"Wir müssen sensibel umdenken!“

28.03.19, Alexianer Münster GmbH

Kinder- und Jugendpsychiater Ahmad Alhzzouri (Alexianer Münster) über interkulturelle Herausforderungen:

„Eine der verheerendsten Auswirkungen eines Traumas ist, dass es häufig den 'Instinkt des Zwecks'  beschädigt, den jeder Mensch in sich trägt“, stellte Ahmad Alhzzouri seinem Vortrag beim jüngsten Alex Talk voran. Und gerade dies widerfahre und belaste besonders Migranten, wenn sie etwa monatelang auf die Zusammenführung mit ihrer Familie warteten oder aufgrund fehlender Arbeitserlaubnis ihrem geliebten Beruf nicht ausüben könnten. „Das lange Warten auf Angehörige oder das Leben mit Duldungsstatuts, aber ohne greifbare Perspektive, machen sie manchmal kränker als die traumatischen Erfahrungen in ihrem Heimatland oder während der Flucht“, betonte Alhzzouri.

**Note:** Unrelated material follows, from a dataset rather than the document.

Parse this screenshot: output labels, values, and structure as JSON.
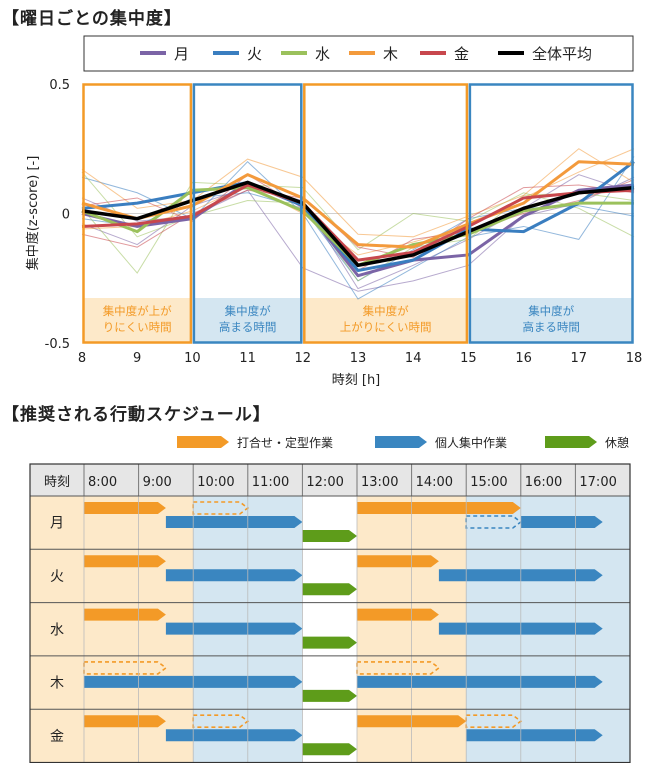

Mit viel Herzblut und Verständnis für die Situation der jungen Migranten gab der deutsch-syrische Kinder- und Jugendpsychiater und Pädiater Einblicke in die tägliche kultursensible Arbeit seiner Praxis der Alexianer-Don Bosco Klinik für Kinder- und Jugendpsychiatrie, in der er seit gut zwei Jahren auch schwerpunktmäßig Kinder und Jugendliche mit Migrationshintergrund behandelt.
Anhand einzelner Studien skizzierte der Jugendpsychiater dabei zunächst die rein körperlichen Auswirkungen, die bei Migranten gehäuft festgestellt wurden. So belege eine britische Studie die Störung in der Dopamin-Freisetzung, ein mitverantwortlicher Faktor für den Antrieb. Ebenso könne eine dauerhafte Stressbelastung zu einer vergrößerten Amygdala führen. Diese fungiere quasi als „Brandmelder“ unseres Körpers und spiele eine wichtige Rolle bei der emotionalen Bewertung und Wiedererkennung möglicher Gefahren. „Bei Menschen, die unter einer posttraumatischen Belastungsstörung leiden oder aufgrund ihrer Aufenthaltsgenehmigung, Arbeitserlaubnis oder des Wartens auf Familienzusammenführung dauerhaft unter Stress geraten, ist die Aktivität der Amygdala sehr erhöht. Zugleich ist die Aktivität der Hippocampus als zentrale Stelle fürs Lernen – etwa einer neuen Sprache – auf dem niedrigsten Niveau bis sogar ganz ausgeschaltet.“

Anhand einiger Praxisbeispiele aus der Behandlung junger Migranten gab der deutsch-syrische Facharzt Einblicke in das Erleben und Fühlen seiner jungen Patienten und deren Eltern. Er machte dabei deutlich, welche Schlüsselfunktion neben Arbeit und Bildung in der Behandlung auch dem richtigen Verstehen der anderen Kultur, Religion und Spiritualität zukomme.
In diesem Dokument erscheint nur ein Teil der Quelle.